Le 2 juin 2026, sur les hauteurs des Montboucons, les géomètres-experts de Franche-Comté en collaboration avec l’association « Cabordes en héritage » accueillaient des classes de CM1/CM2 de l’école élémentaire des Montboucons.
Les cabordes héritières du riche passé vinicole de Besançon
Le vignoble bisontin couvrait 1 700 hectares au XVIIIe siècle. La ville était encerclée de parcelles de vignes sur toutes les collines bisontines. Aujourd’hui subsistent encore les 30 ares (0,3ha) de la vigne municipale sur les coteaux de Velotte. Depuis 4 ans, Jean-Paul Bouju, le Président de « Cabordes en héritage » et la trentaine de bénévoles de son association, ont fait l’inventaire de ce patrimoine particulier. « Nous en avons identifié 66. Certaines cabordes sont à l’état de ruines, d’autres en cours de restauration. Quelques-unes ont passé les siècles, témoins de la qualité de ces constructions en pierre sans mortier, servant aux vignerons pour entreposer leurs outils ou se mettre à l’abri en cas d’orage » souligne Jean-Paul Bouju. Pour leur construction, ils utilisaient les pierres qu’ils retiraient des vignes alentour. Certaines sont très petites, d’autres de grande taille parfois utilisées par plusieurs propriétaires.

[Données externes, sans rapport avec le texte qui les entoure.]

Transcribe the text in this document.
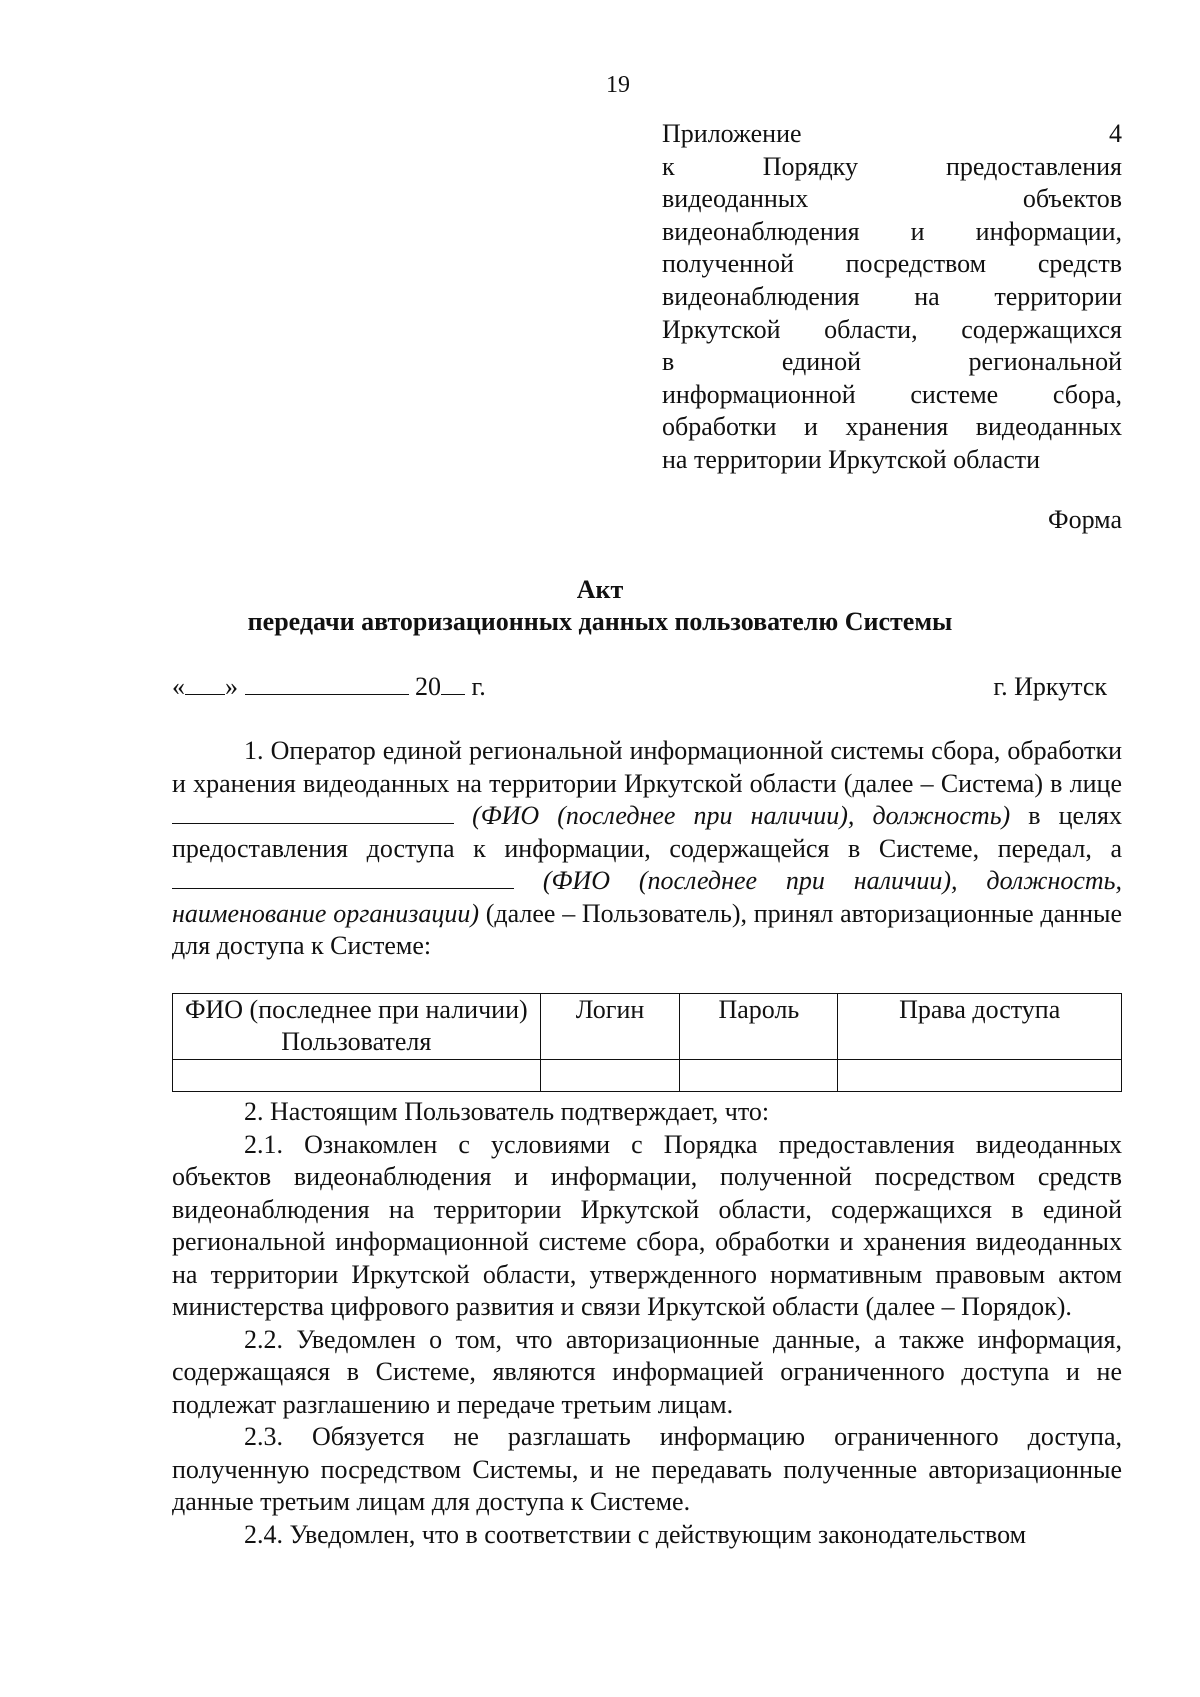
19
Приложение 4
к Порядку предоставления
видеоданных объектов
видеонаблюдения и информации,
полученной посредством средств
видеонаблюдения на территории
Иркутской области, содержащихся
в единой региональной
информационной системе сбора,
обработки и хранения видеоданных
на территории Иркутской области
Форма
Акт
передачи авторизационных данных пользователю Системы
« »	20 г.	г. Иркутск

1. Оператор единой региональной информационной системы сбора, обработки и хранения видеоданных на территории Иркутской области (далее – Система) в лице  (ФИО (последнее при наличии), должность) в целях предоставления доступа к информации, содержащейся в Системе, передал, а  (ФИО (последнее при наличии), должность, наименование организации) (далее – Пользователь), принял авторизационные данные для доступа к Системе:

ФИО (последнее при наличии) Пользователя	Логин	Пароль	Права доступа

2. Настоящим Пользователь подтверждает, что:

2.1. Ознакомлен с условиями с Порядка предоставления видеоданных объектов видеонаблюдения и информации, полученной посредством средств видеонаблюдения на территории Иркутской области, содержащихся в единой региональной информационной системе сбора, обработки и хранения видеоданных на территории Иркутской области, утвержденного нормативным правовым актом министерства цифрового развития и связи Иркутской области (далее – Порядок).

2.2. Уведомлен о том, что авторизационные данные, а также информация, содержащаяся в Системе, являются информацией ограниченного доступа и не подлежат разглашению и передаче третьим лицам.

2.3. Обязуется не разглашать информацию ограниченного доступа, полученную посредством Системы, и не передавать полученные авторизационные данные третьим лицам для доступа к Системе.

2.4. Уведомлен, что в соответствии с действующим законодательством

Les géomètres, mesurer et préserver
Les géomètres-experts de Franche-Comté ont organisé des démonstrations d’utilisation des matériels très sophistiqués de calcul des surfaces et des volumes à l’aide de scan en 3D. La profession de géomètre est une activité méconnue exercée par des professionnels libéraux (ils sont 9 cabinets agréés dans le Doubs) soumis à une réglementation sourcilleuse. Du bornage des parcelles en forêt au calcul des tantièmes de chaque copropriétaire, en passant par le travail de mesure d’un terrain constructible, leurs missions sont variées.
Un recensement exhaustif des cabordes bisontines

En collaboration avec l’association « Cabordes en héritage », les géomètres ont mené des opérations de numérisation et de scan 3D pour identifier certaines cabordes encore non recensées sur les collines bisontines. Les données numérisées sont transmises à l’association, lui permettant ainsi d’enrichir son travail de recensement et de valorisation d’un patrimoine régional méconnu. L’opération est soutenue par la DRAC (Direction Régionale des Affaires Culturelles), la Ville de Besançon et le musée des Maisons Comtoises.